Ampliação dos mecanismos que assegurem maiores estabilidade e horizontes temporais

para o funcionamento do mercado, tais como: fortalecimento do resseguro e co-seguro

para dar maior segurança para operadoras, prestadores de serviços e principalmente os

consumidores; e garantias para a continuidade da prestação dos serviços em casos de

liquidação extra-judicial de operadoras;

Assistência farmacêutica, sobretudo em relação aos medicamentos de uso continuado;

Maior transparência nas ações e informações, de forma a assegurar possibilidades efetivas

de controle público, estatal e social, sobre a dinâmica do mercado e da própria Agência.

Entre os chamados desafios conjunturais, apresentados no documento em questão, vale

destacar a necessidade de aprofundamento do saneamento do mercado a ser feito de forma

articulada com o Ministério Público e o Conselho Administrativo de Defesa Econômica

(CADE).
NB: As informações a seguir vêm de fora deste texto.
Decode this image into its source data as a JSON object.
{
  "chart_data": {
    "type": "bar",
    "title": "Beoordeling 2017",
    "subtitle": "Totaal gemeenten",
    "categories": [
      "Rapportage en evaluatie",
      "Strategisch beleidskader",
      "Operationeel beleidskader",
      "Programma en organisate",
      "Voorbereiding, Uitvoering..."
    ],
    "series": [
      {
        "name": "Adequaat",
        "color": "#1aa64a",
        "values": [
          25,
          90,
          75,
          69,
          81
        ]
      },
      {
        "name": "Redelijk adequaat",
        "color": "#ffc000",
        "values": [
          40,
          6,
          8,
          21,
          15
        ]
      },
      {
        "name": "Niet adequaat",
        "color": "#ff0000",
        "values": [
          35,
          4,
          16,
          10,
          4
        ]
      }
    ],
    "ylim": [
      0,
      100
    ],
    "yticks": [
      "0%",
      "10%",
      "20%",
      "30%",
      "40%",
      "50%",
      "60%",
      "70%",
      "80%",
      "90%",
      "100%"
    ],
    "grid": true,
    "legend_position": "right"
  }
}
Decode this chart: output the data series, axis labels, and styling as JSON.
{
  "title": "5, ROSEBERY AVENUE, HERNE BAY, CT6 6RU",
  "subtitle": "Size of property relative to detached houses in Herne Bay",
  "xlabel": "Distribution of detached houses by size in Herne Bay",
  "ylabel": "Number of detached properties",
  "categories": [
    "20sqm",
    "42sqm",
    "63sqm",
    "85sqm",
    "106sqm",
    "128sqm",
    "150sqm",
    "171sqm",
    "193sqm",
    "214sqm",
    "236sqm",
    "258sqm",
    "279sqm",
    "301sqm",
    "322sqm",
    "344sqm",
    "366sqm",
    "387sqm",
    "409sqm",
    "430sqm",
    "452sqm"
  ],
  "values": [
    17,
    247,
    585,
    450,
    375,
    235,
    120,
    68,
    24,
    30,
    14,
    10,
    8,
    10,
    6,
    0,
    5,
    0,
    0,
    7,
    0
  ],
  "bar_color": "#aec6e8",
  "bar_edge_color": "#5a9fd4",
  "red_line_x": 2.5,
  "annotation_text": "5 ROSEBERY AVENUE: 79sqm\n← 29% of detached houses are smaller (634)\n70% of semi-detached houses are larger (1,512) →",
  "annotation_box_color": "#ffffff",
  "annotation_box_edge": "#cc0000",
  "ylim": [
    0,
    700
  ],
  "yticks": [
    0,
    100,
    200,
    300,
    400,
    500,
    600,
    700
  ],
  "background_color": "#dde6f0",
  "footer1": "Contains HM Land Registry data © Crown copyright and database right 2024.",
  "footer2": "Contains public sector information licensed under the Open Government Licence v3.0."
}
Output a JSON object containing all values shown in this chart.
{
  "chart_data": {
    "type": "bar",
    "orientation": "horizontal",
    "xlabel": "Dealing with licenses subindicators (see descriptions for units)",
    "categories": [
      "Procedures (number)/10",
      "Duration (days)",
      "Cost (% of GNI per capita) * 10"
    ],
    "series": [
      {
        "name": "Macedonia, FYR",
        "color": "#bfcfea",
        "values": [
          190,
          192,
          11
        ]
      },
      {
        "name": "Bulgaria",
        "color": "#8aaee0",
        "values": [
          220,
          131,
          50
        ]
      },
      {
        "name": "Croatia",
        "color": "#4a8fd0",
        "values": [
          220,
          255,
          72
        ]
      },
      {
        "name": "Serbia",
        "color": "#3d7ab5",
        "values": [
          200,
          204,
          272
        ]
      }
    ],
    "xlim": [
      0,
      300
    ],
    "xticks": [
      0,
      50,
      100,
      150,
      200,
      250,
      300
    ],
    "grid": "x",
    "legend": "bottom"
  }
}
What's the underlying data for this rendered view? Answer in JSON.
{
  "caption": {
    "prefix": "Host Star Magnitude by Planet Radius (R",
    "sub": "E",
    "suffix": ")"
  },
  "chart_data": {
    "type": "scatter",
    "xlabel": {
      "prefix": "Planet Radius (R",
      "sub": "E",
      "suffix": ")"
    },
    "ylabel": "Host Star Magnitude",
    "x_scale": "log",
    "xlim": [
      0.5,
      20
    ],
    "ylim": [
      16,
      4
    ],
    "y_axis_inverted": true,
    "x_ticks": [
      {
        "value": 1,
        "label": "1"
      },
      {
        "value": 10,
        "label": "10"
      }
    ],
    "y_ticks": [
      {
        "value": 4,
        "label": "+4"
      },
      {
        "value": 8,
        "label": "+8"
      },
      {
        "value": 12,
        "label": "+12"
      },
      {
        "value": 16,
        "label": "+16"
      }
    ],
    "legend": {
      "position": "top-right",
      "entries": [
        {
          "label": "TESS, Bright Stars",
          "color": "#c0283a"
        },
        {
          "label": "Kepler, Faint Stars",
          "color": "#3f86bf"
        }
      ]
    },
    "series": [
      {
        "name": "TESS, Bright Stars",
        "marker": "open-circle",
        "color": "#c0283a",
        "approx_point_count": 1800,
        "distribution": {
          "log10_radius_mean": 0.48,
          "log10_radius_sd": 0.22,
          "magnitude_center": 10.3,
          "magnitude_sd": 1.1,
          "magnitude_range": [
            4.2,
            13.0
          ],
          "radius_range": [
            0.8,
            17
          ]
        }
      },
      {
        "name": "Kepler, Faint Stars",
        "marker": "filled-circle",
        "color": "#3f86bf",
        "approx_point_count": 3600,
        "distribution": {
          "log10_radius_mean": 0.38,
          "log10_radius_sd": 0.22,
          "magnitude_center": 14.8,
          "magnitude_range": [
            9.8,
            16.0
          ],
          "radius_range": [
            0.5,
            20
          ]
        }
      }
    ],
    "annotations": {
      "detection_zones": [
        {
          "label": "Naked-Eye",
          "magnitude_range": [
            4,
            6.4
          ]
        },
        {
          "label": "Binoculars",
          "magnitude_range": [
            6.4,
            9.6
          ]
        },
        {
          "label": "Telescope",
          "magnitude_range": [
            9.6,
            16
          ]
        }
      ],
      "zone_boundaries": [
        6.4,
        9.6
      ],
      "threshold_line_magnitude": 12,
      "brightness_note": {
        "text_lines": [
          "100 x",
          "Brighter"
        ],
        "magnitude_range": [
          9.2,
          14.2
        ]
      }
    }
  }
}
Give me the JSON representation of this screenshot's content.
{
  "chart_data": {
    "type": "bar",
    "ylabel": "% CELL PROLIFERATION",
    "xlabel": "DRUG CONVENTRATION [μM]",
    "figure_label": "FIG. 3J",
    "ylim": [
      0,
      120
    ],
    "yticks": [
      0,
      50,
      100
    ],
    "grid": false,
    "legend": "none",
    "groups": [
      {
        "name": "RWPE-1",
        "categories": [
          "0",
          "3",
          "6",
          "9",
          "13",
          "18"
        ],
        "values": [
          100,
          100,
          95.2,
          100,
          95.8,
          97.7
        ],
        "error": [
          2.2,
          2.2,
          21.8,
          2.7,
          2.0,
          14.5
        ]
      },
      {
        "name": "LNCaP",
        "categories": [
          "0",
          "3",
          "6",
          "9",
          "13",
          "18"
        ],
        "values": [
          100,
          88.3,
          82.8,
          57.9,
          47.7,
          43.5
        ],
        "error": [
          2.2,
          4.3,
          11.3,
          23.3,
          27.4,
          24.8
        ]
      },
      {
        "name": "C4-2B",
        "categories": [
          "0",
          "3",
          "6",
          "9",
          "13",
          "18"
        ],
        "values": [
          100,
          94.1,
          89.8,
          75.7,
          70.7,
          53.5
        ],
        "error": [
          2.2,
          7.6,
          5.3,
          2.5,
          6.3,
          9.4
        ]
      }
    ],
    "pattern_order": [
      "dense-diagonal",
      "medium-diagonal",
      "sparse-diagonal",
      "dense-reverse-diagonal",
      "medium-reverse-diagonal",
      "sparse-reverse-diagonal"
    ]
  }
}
O documento trata, ainda, por desafios conjunturais tanto algumas ações de curto

prazo a serem levadas a termo diretamente pela Agência – coibir falsos planos e

‘coletivização’ de planos individuais –, quanto a maior agilidade para a aplicação de multas,

uma questão muito importante, mas que depende de mudança da legislação e da definição do

quadro de carreira da Agência.

Deve se chamar a atenção, ainda, para o fato de que a história do mercado de saúde

suplementar no Brasil supera em muito a recente experiência de regulação do setor. É de cera

forma natural, portanto, que o marco regulatório apresente, ainda, inconsistências e lacunas e

que venha no futuro próximo a passar por sucessivas revisões até que logre atingir uma certa

maturidade. Neste sentido, a repactuação dos termos do marco regulatório acima mencionada

não deve ser considerada como um passo definitivo, mas sim como um momento de uma

trajetória maior.

A Agência, como estrutura central da regulação, deve estar preparada para continuar a operar

em um ambiente ainda instável, com regras insuficientes e mutáveis, no qual continuará a

estar submetida a pressões dos diferentes segmentos sociais nele presentes. Trata-se, portanto,

de enfrentar um aparente paradoxo: consolidação do processo regulatório do subsetor de

saúde suplementar num ambiente de mudanças internas e externas ao mesmo. Nessa

perspectiva, a ANS deve estar apta para atuar como um importante vetor de articulação,

diálogo e de promoção de mudanças. A dimensão político-estratégica é, portanto, central para

que a Instituição assuma plenamente o seu papel de construtora de futuros possíveis no campo

da regulação da saúde privada no Brasil.